Status Jokowi Harus Dipastikan
jpnn.com - JAKARTA - Kejaksaan Agung (Kejagung) sebaiknya segera mempertegas status Joko Widodo alias Jokowi dalam kasus dugaan korupsi proyek pengadaan bus Trans Jakarta yang sudah menjadikan mantan Kadishub DKI Jakarta Udar Pristono sebagai tersangka.
Pakar hukum tata negara Universitas Parahyangan Bandung Prof Dr Asep Warlan Yusuf dalam perbincangannya dengan wartawan di Jakarta, kemarin (22/5).
"Kalau Kejagung tidak segera menentukan status Jokowi, apakah hanya sebatas saksi, atau tersangka. Maka hal ini akan menimbulkan ketidakjelasan dalam proses pilpres. Artinya Kejagung harus segera menjelaskan status Jokowi," papar Asep.
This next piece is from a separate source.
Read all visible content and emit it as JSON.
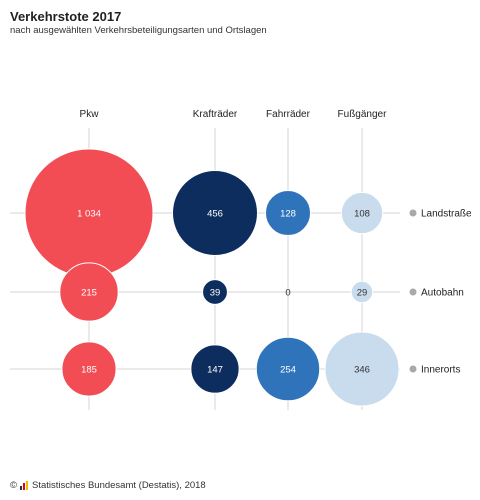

Kalau hal ini dibiarkan hingga Pilpres 9 Juli nanti, lantas seandainya Jokowi yang terpilih atau memenangkan Pilpres.
Baru kemudian Kejagung menetapkannya sebagai tersangka, maka hal tersebut malah mengarah kepada kekosongan kekuasan atau vacum of power.
”Atau penetapannya malah di ujung menjelang pilpres, ini pun bisa mengacaukan tahapan pilpres. Sebab sesuai undang-undang pilpers tak bisa dilakukan kalau ternyata hanya ada satu pasangan calon. Ini pun akan berdampak kepada kekosongan kekuasaan, sebab sesuai undang-undang pula masa jabatan Presiden SBY selesai pada 20 Oktober 2014,” tuturnya.
Menurut Asep, sesuai aturan UU pula, kalau ternyata salah satu capres menjadi tersangka terkait pelanggaran pidana dengan ancaman hukumannya di atas lima tahun, maka capres tersebut harus diganti oleh parpol pengusungnya.
"Nah kalau kasusnya korupsi maka ancaman hukumannya 15 tahun sampai 20 tahun, itu sudah mencukupi untuk segera dilakukan pergantian capres," tukasnya.